JIS News

Some 20 farmers in the southeastern Clarendon communities of Portland Cottage, Mitchell Town, Moores, Rosewell, Bois Content, and Hayes Savannah are currently participating in a Sheep and Goat project, aimed at improving the quantity and quality of meat stock produced locally.
Parish Manager of the Rural Agricultural Development Authority (RADA) in Clarendon, Percival Shaw told JIS News that some 20 ewes were distributed two weeks ago to the farmers and they are to receive two bucks for breeding.
“The programme is being done on a revolving basis, where we have started the programme with these farmers and after they have benefited, they will hand over the first female kid to another farmer. If the ewe does not produce a female, then the male will be sold and the money used to purchase a ewe for another beneficiary farmer,” he explained.
He pointed out that the importation of goat meat into the island has been very high and the programme is geared at reducing that level of importation.
Jasmine Holness, Deputy Director of Livestock in the Ministry of Agriculture told JIS News that the project would cost the Ministry of Agriculture some $50 million over a three-year period, adding that the project commenced at the beginning of this financial year.
“The project is aimed at improving the genetic stock in the country through improvement of the animals at the research location, generating new breeding stock for new and existing farmers and training farmers in sheep and goat production,” she explained.
She pointed out that the livestock is distributed to the farmers from the research stations at Bodles, Old Harbour; Hounslow, St.
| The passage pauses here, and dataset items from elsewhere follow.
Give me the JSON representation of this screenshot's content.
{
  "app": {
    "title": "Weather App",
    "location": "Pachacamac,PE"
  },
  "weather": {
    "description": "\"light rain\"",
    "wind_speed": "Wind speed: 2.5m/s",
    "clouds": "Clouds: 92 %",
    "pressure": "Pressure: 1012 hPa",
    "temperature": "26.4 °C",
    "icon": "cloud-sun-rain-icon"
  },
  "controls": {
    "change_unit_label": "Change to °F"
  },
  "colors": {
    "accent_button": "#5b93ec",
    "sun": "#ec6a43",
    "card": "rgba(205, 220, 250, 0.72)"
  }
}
Elizabeth; and other facilities.
Mrs. Holness said the project also incorporated a survey on sheep and goat enterprises in Jamaica. This, she said, was to help achieve the Ministry of Agriculture’s projection to increase the sheep and goat population by about 15 per cent over the three years.
She said that estimates presented by the Food and Agriculture Organization (FAO) in 2003 have placed the number of goats in the island at about 440,000 and sheep at about 2,000.
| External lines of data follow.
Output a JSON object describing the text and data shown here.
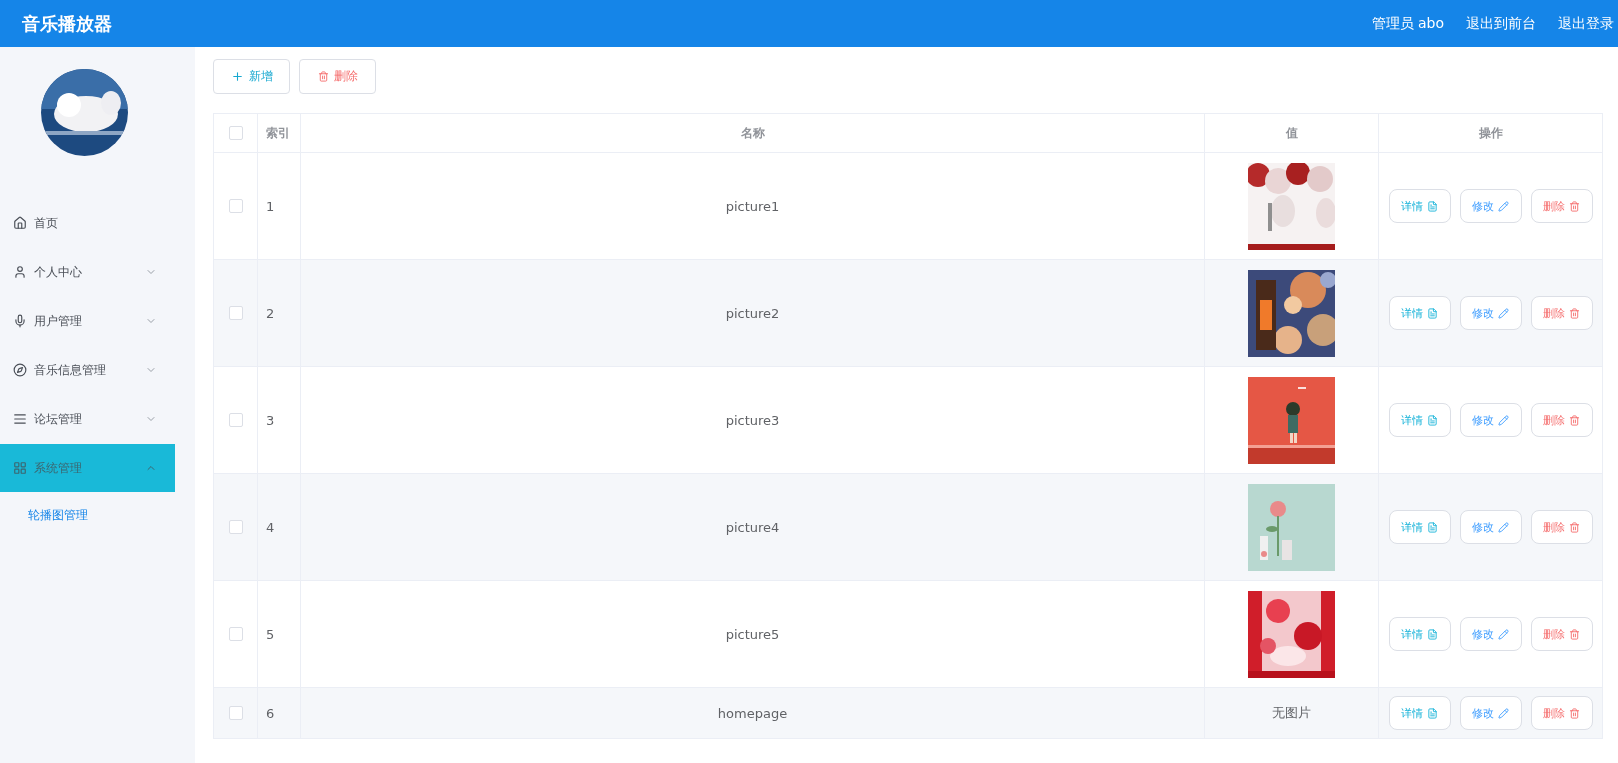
{
  "header": {
    "title": "音乐播放器",
    "user": "管理员 abo",
    "links": [
      "退出到前台",
      "退出登录"
    ]
  },
  "sidebar": {
    "avatar": {
      "kind": "picture"
    },
    "items": [
      {
        "label": "首页",
        "kind": "link",
        "selected": false
      },
      {
        "label": "个人中心",
        "kind": "group",
        "selected": false,
        "expanded": false
      },
      {
        "label": "用户管理",
        "kind": "group",
        "selected": false,
        "expanded": false
      },
      {
        "label": "音乐信息管理",
        "kind": "group",
        "selected": false,
        "expanded": false
      },
      {
        "label": "论坛管理",
        "kind": "group",
        "selected": false,
        "expanded": false
      },
      {
        "label": "系统管理",
        "kind": "group",
        "selected": true,
        "expanded": true,
        "children": [
          {
            "label": "轮播图管理",
            "selected": true
          }
        ]
      }
    ]
  },
  "toolbar": [
    {
      "label": "新增",
      "kind": "add"
    },
    {
      "label": "删除",
      "kind": "delete"
    }
  ],
  "table": {
    "all_checked": false,
    "columns": [
      "索引",
      "名称",
      "值",
      "操作"
    ],
    "rows": [
      {
        "checked": false,
        "index": "1",
        "name": "picture1",
        "value": {
          "kind": "picture"
        },
        "actions": [
          {
            "label": "详情",
            "kind": "detail"
          },
          {
            "label": "修改",
            "kind": "edit"
          },
          {
            "label": "删除",
            "kind": "delete"
          }
        ]
      },
      {
        "checked": false,
        "index": "2",
        "name": "picture2",
        "value": {
          "kind": "picture"
        },
        "actions": [
          {
            "label": "详情",
            "kind": "detail"
          },
          {
            "label": "修改",
            "kind": "edit"
          },
          {
            "label": "删除",
            "kind": "delete"
          }
        ]
      },
      {
        "checked": false,
        "index": "3",
        "name": "picture3",
        "value": {
          "kind": "picture"
        },
        "actions": [
          {
            "label": "详情",
            "kind": "detail"
          },
          {
            "label": "修改",
            "kind": "edit"
          },
          {
            "label": "删除",
            "kind": "delete"
          }
        ]
      },
      {
        "checked": false,
        "index": "4",
        "name": "picture4",
        "value": {
          "kind": "picture"
        },
        "actions": [
          {
            "label": "详情",
            "kind": "detail"
          },
          {
            "label": "修改",
            "kind": "edit"
          },
          {
            "label": "删除",
            "kind": "delete"
          }
        ]
      },
      {
        "checked": false,
        "index": "5",
        "name": "picture5",
        "value": {
          "kind": "picture"
        },
        "actions": [
          {
            "label": "详情",
            "kind": "detail"
          },
          {
            "label": "修改",
            "kind": "edit"
          },
          {
            "label": "删除",
            "kind": "delete"
          }
        ]
      },
      {
        "checked": false,
        "index": "6",
        "name": "homepage",
        "value": {
          "kind": "text",
          "text": "无图片"
        },
        "actions": [
          {
            "label": "详情",
            "kind": "detail"
          },
          {
            "label": "修改",
            "kind": "edit"
          },
          {
            "label": "删除",
            "kind": "delete"
          }
        ]
      }
    ]
  }
}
“We are also doing this survey to have an accurate number of the stock in Jamaica as goats are stolen from time to time or farmers just fall out from the industry for various reasons,” she said.
Some 140 female goats have already been distributed, while 25 males are to be distributed, comprising Nubian and Boer cross breeds.
The project is being carried out in the parishes of Westmoreland, Trelawny, Manchester, St. Elizabeth and Clarendon with Portland set to come on board soon.
Mrs. Holness said that while no distribution of sheep has taken place as yet, the programme would continue with the purchase of new breeding stock of both sheep (Dorper and Katahdin ) and goat (Nubian and Boer ) from the USA.
“Right now we are fine tuning the import protocol for these stock between the Ministry of Agriculture’s Veterinary Services Division and the U.S. Department of Agriculture, so that by the end of this year to the early part of next year, over 150 animals will come into the island,” she said.